David Cooper said, "Sometimes people manage to hide. The Indians can't look everywhere."
The weight on her back and shoulders seemed to lighten with that thought.
"Yes, the lead mine, for instance," Frank said. "A perfect place."
"Oh, they can't have killed all those people," Nicole said.
Please, let Marchette and Clarissa and Nancy and Reverend Hale be alive.
She desperately wanted to pray. She wanted to believe that a loving God was looking down on Victoire and Victor, protecting her friends and the people she had grown up with.
For the next hour or more Nicole thought of nothing and did nothing but bite cartridges and dump powder, ram home bullets, put one rifle into Frank's ink-stained hands, take the other rifle and load it. Her mouth was sore from biting the heavy paper. Her arms and hands ached from making the same movements over and over. The incessant shooting all around her deafened her, the stink—and, worse, the taste—of gunpowder turned her stomach, and her hands were blacker with the stuff than Frank's ever were from his printing press.

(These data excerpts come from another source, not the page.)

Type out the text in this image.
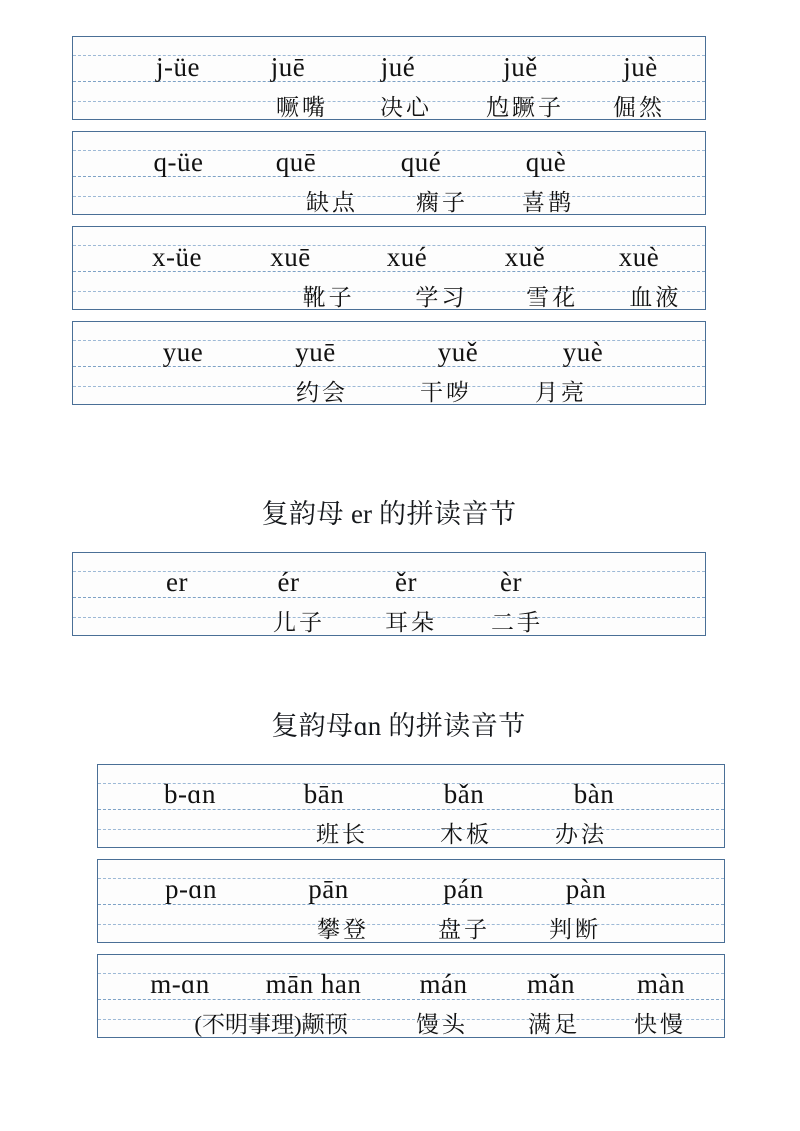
j-üe	juē	jué	juě	juè
噘嘴	决心	尥蹶子	倔然
q-üe	quē	qué	què
缺点	瘸子	喜鹊
x-üe	xuē	xué	xuě	xuè
靴子	学习	雪花	血液
yue	yuē	yuě	yuè
约会	干哕	月亮
复韵母 er 的拼读音节
er	ér	ěr	èr
儿子	耳朵	二手
复韵母ɑn 的拼读音节
b-ɑn	bān	bǎn	bàn
班长	木板	办法
p-ɑn	pān	pán	pàn
攀登	盘子	判断
m-ɑn	mān han	mán	mǎn	màn
(不明事理)颟顸	馒头	满足	快慢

Frank was firing less and less often. He leaned against the log wall, wiping his arm across his forehead.
"We've kept pouring lead into the courtyard. That's driven them under cover. But they broke holes in the corner tower walls, and they're shooting back at us from there." An Indian yelp caught his attention, and he peered out again.
"Now, would you look at that!" he said. Nicole put her head next to his at the rifle port.